The face that turned up to glare at Juan Iago with its
one good eye might once have belonged to a highly trained
assassin named Monique Jansen.
Juan
had a split second to draw back in horror.
"Monique?"
The
assassin's voice was raw and bubbly with the sound of
impending death. "Surprise."
The
plasma blast engulfed them both.
*
* * * *
Mercifully,
the warbots released by Dr. Wily were unlike their human
counterparts, in that they did not relish their work,
or draw it out for the sake of sadistic enjoyment. They
killed with quick, ruthless efficiency, and wasted no
time either crowing their victories or mourning their
fallen.
And
so, it was only a matter of minutes before the HSL army
lay obliterated, a sea of corpses under a sea of leaden
grey clouds.
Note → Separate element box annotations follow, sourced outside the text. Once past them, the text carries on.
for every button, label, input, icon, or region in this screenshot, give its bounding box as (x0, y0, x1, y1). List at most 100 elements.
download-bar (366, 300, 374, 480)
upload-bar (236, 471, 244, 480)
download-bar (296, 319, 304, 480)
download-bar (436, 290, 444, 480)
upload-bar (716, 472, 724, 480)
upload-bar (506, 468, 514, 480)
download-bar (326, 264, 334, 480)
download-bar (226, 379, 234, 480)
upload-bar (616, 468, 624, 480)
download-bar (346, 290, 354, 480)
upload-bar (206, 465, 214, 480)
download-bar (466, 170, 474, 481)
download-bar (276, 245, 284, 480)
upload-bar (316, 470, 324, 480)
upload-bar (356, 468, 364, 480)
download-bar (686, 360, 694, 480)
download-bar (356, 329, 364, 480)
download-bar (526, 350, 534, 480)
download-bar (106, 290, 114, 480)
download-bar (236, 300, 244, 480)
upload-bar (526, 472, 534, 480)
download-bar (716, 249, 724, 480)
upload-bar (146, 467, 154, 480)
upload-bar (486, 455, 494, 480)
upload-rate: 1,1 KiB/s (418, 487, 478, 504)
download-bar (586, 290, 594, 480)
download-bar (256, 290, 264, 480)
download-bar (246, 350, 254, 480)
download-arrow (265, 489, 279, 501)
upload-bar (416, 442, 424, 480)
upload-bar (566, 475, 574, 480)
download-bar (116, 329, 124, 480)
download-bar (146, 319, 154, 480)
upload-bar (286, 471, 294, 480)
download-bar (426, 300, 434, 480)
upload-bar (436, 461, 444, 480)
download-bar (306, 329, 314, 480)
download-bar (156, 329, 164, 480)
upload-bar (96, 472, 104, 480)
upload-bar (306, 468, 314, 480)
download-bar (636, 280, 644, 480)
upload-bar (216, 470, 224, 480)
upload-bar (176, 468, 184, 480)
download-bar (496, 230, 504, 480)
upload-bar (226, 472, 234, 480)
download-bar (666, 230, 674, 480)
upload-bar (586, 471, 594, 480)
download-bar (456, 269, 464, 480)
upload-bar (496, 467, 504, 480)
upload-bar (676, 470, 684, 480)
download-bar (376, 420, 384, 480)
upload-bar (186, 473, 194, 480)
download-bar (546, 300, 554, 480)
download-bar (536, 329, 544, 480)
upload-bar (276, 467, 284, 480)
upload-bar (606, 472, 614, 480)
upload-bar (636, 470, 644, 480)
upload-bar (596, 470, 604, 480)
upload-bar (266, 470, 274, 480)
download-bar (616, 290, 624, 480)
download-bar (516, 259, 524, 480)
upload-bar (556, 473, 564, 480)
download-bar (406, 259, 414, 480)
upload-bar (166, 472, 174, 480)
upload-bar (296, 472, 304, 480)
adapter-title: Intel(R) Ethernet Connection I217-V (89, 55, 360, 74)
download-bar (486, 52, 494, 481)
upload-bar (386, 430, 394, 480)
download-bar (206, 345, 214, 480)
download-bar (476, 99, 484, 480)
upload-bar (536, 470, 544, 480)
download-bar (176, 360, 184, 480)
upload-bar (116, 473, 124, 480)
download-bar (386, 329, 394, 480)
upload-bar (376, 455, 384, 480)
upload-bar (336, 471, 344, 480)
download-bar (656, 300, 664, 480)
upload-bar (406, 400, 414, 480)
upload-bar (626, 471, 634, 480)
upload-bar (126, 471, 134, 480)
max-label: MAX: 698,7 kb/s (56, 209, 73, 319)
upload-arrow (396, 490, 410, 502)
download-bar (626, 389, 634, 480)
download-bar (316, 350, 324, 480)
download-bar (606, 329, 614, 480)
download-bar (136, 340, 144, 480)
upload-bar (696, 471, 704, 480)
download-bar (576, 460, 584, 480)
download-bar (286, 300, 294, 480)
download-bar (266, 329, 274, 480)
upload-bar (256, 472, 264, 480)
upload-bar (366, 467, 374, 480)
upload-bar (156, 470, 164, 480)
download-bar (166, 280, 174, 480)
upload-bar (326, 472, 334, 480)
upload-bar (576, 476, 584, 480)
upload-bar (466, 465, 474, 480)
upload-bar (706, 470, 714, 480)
Crouched like a sated predator in the midst
of the bloody carnage was the forbidding edifice of
Skull Castle.
Though
they had been immolated, the members of the HSL army
had not died without a bitter fight, and nearly three-quarters
of the warbot defenders of Skull Castle lay in pieces,
awash in their own coolant and oil.
It
was a mercy, however small, that when a line of blue
energy signaled the arrival of Rock, the slaughter had
ended.
Rock
swept his sickened gaze across the madness that had
gone before, and sighed as if his soul were shattering.
Such
a waste.
And
only twelve hours to live if he were lucky.
Rock
grimly charged his buster and took the first, blood-soaked
steps towards the gaping maw of Skull Castle's jagged
entrance.
And
in the depths of the fortress, a madman laughed.